Charles Sitzenstuhl, a deputy of Macron’s Renaissance party, complained: “While Michel Barnier claimed budget deficits would be cut mainly by slashing spending and a bit by increasing taxes, each passing day shows the reverse: we are preparing budget stimulus like a left-wing government.”

As this dissatisfaction grew within the bourgeoisie, Le Pen ultimately shifted her position on Barnier. When Barnier’s minority government was initially formed, Le Pen and the RN pledged to support the government’s austerity agenda, vote for its measures in parliament, and provide it with a working parliamentary majority.

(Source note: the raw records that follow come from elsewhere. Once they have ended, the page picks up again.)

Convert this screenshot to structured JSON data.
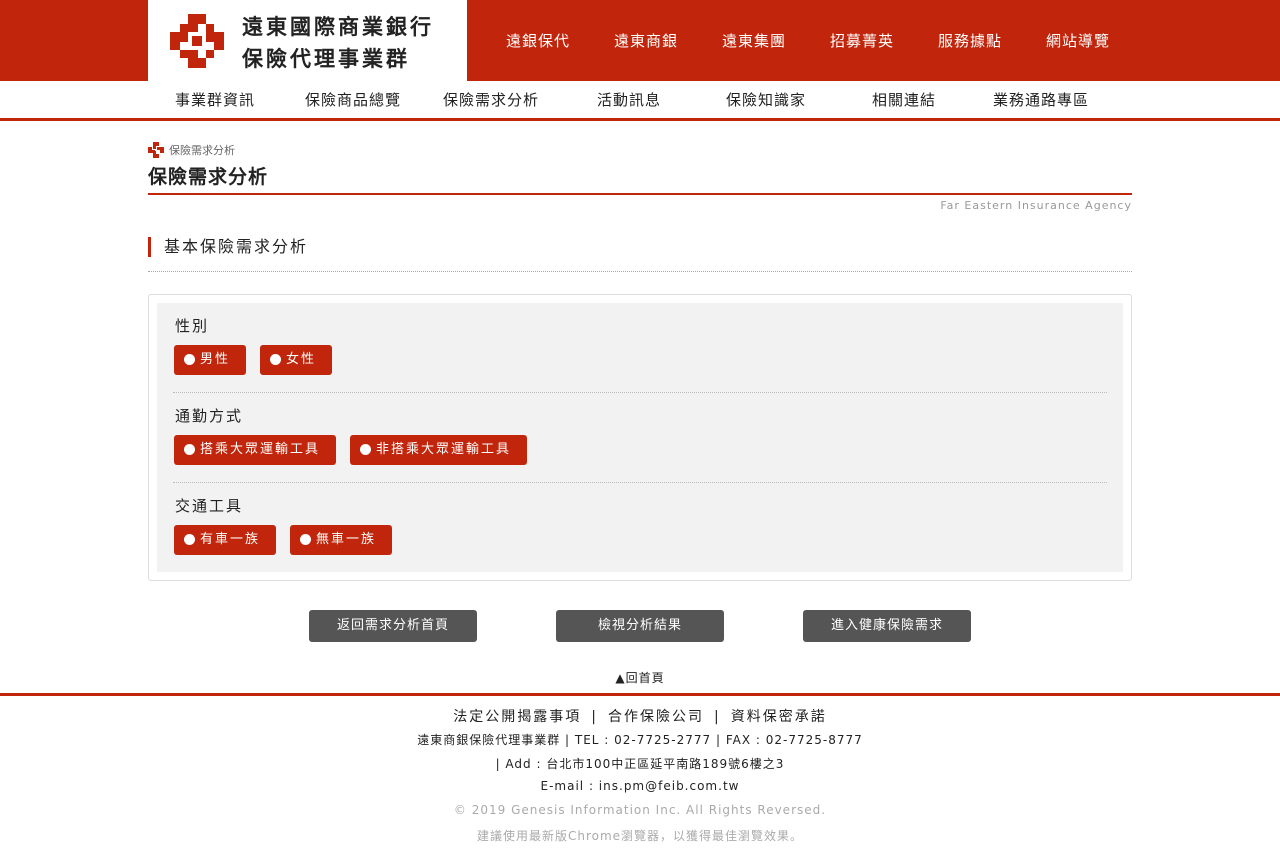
{
  "header": {
    "logo_line1": "遠東國際商業銀行",
    "logo_line2": "保險代理事業群",
    "nav": [
      "遠銀保代",
      "遠東商銀",
      "遠東集團",
      "招募菁英",
      "服務據點",
      "網站導覽"
    ]
  },
  "subnav": [
    "事業群資訊",
    "保險商品總覽",
    "保險需求分析",
    "活動訊息",
    "保險知識家",
    "相關連結",
    "業務通路專區"
  ],
  "breadcrumb": "保險需求分析",
  "page_title": "保險需求分析",
  "brand_en": "Far Eastern Insurance Agency",
  "section_title": "基本保險需求分析",
  "form": {
    "gender_label": "性別",
    "gender_options": [
      "男性",
      "女性"
    ],
    "commute_label": "通勤方式",
    "commute_options": [
      "搭乘大眾運輸工具",
      "非搭乘大眾運輸工具"
    ],
    "vehicle_label": "交通工具",
    "vehicle_options": [
      "有車一族",
      "無車一族"
    ]
  },
  "buttons": {
    "back": "返回需求分析首頁",
    "result": "檢視分析結果",
    "health": "進入健康保險需求"
  },
  "back_to_top": "▲回首頁",
  "footer": {
    "links": [
      "法定公開揭露事項",
      "合作保險公司",
      "資料保密承諾"
    ],
    "separator": "|",
    "line1": "遠東商銀保險代理事業群 | TEL : 02-7725-2777 | FAX : 02-7725-8777",
    "line2": "| Add : 台北市100中正區延平南路189號6樓之3",
    "line3": "E-mail : ins.pm@feib.com.tw",
    "copyright": "© 2019 Genesis Information Inc. All Rights Reversed.",
    "browser_note": "建議使用最新版Chrome瀏覽器，以獲得最佳瀏覽效果。"
  },
  "colors": {
    "brand_red": "#c1260c",
    "button_gray": "#555555",
    "panel_bg": "#f2f2f2"
  }
}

But on November 20, as NFP members including Mélenchon ally Eric Coquerel called to censure Barnier’s government to punish it for its austerity policies, Le Pen turned 180 degrees and said she might support censuring Barnier. She told RTL radio: “We will not accept any further reductions to the French people’s purchasing power. That is a red line for us. If the red line is crossed, we will vote for censure.”

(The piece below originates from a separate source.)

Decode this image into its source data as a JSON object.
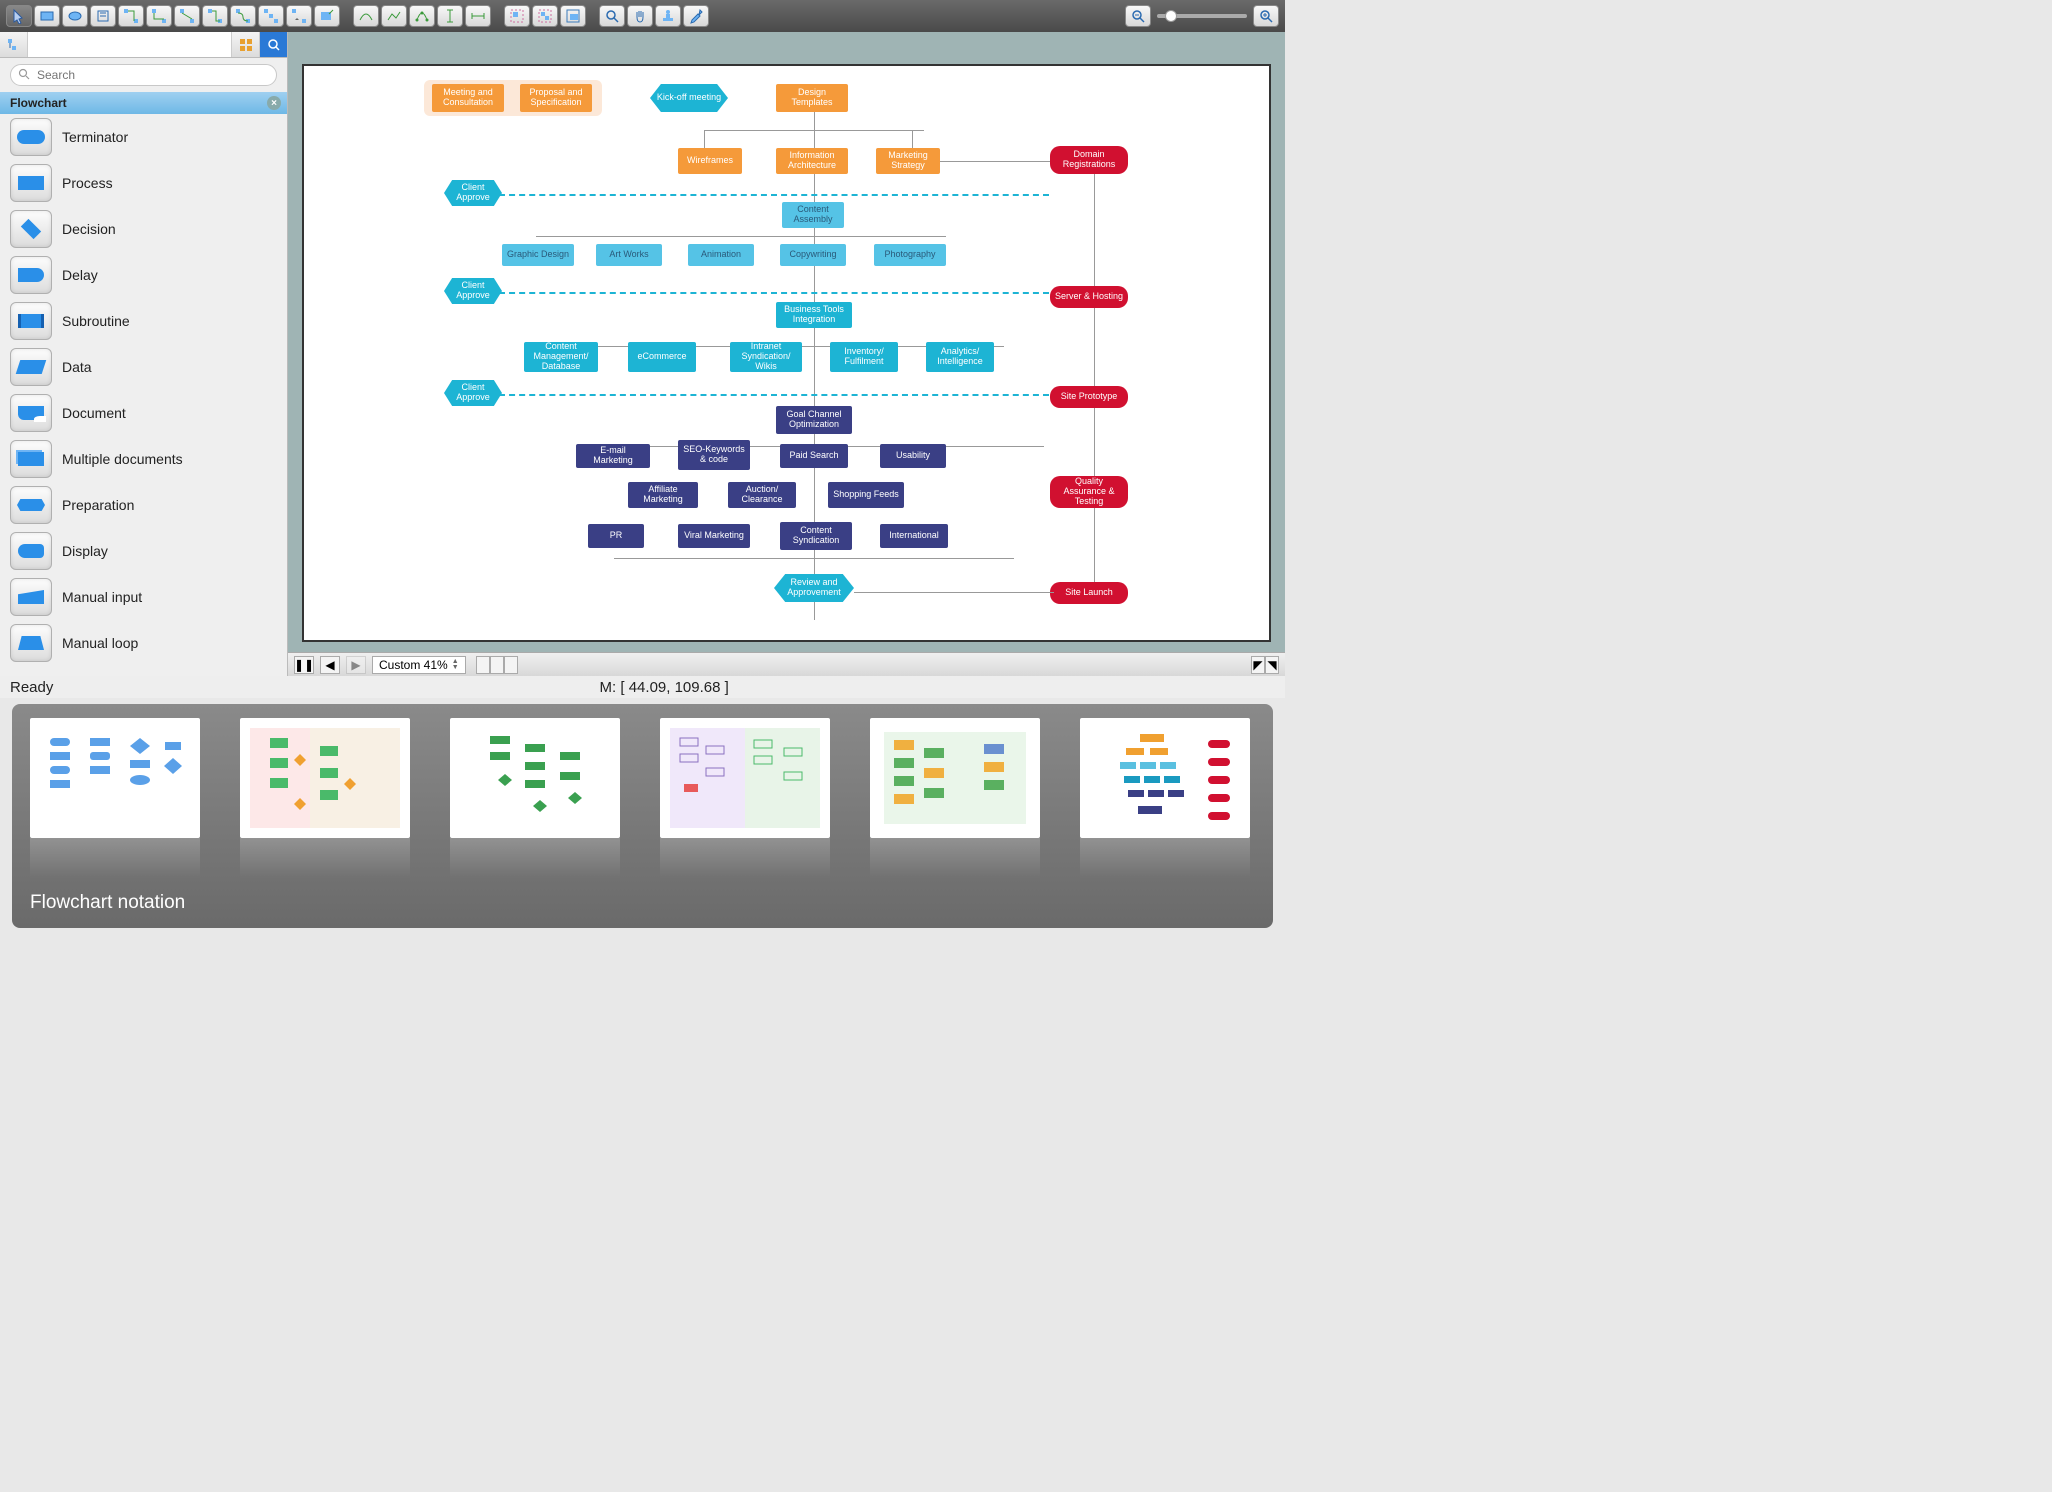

Yesterday, Le Pen published a column in Le Figaro, defending threats to bring down Barnier and block the budget. This, she implausibly claimed, would have no major consequences: “Even if the government is censured, taxes would be gathered, state officials paid, pensions paid out, and health costs would be reimbursed. All the censured government would have to do would be to vote, in a caretaker capacity, a special law allowing at a minimum the continued application of the 2024 budget [into 2025], until a new government emerges and a formal budget is voted.”

The prospect of a vote by significant sections of the NFP and the RN that could bring down Barnier has intensified the factional struggle within the political establishment.

While NFP leader Jean-Luc Mélenchon is campaigning to censure Barnier and predicting that his government will fall “between December 18 and 21,” other NFP officials oppose this. Former Prime Minister Bernard Cazeneuve of the big-business Socialist Party (PS) stated that bringing down Barnier “risks a big jump into a crisis of rule.” He called on “all democratic political forces” to be “lucid enough to rally together” to support Barnier.

Significantly, among those spreading rumors about a fall of the government is its titular leader, President Emmanuel Macron. At a recent meeting in the Elysée presidential palace, he told Renaissance officials: “The government will fall. She [Marine Le Pen] will censure it at a certain point, and it will come earlier than what people expect.” Macron, these officials told Le Parisien, thinks that “RN legislators could act on her threats in the coming days, during the votes of the different budgets in the National Assembly.”

The debate on the French budget is a carnival of political reaction. Neither the reactionaries supporting Barnier’s austerity budget, nor the bourgeois supporters of his parliamentary ouster represent the interests of workers.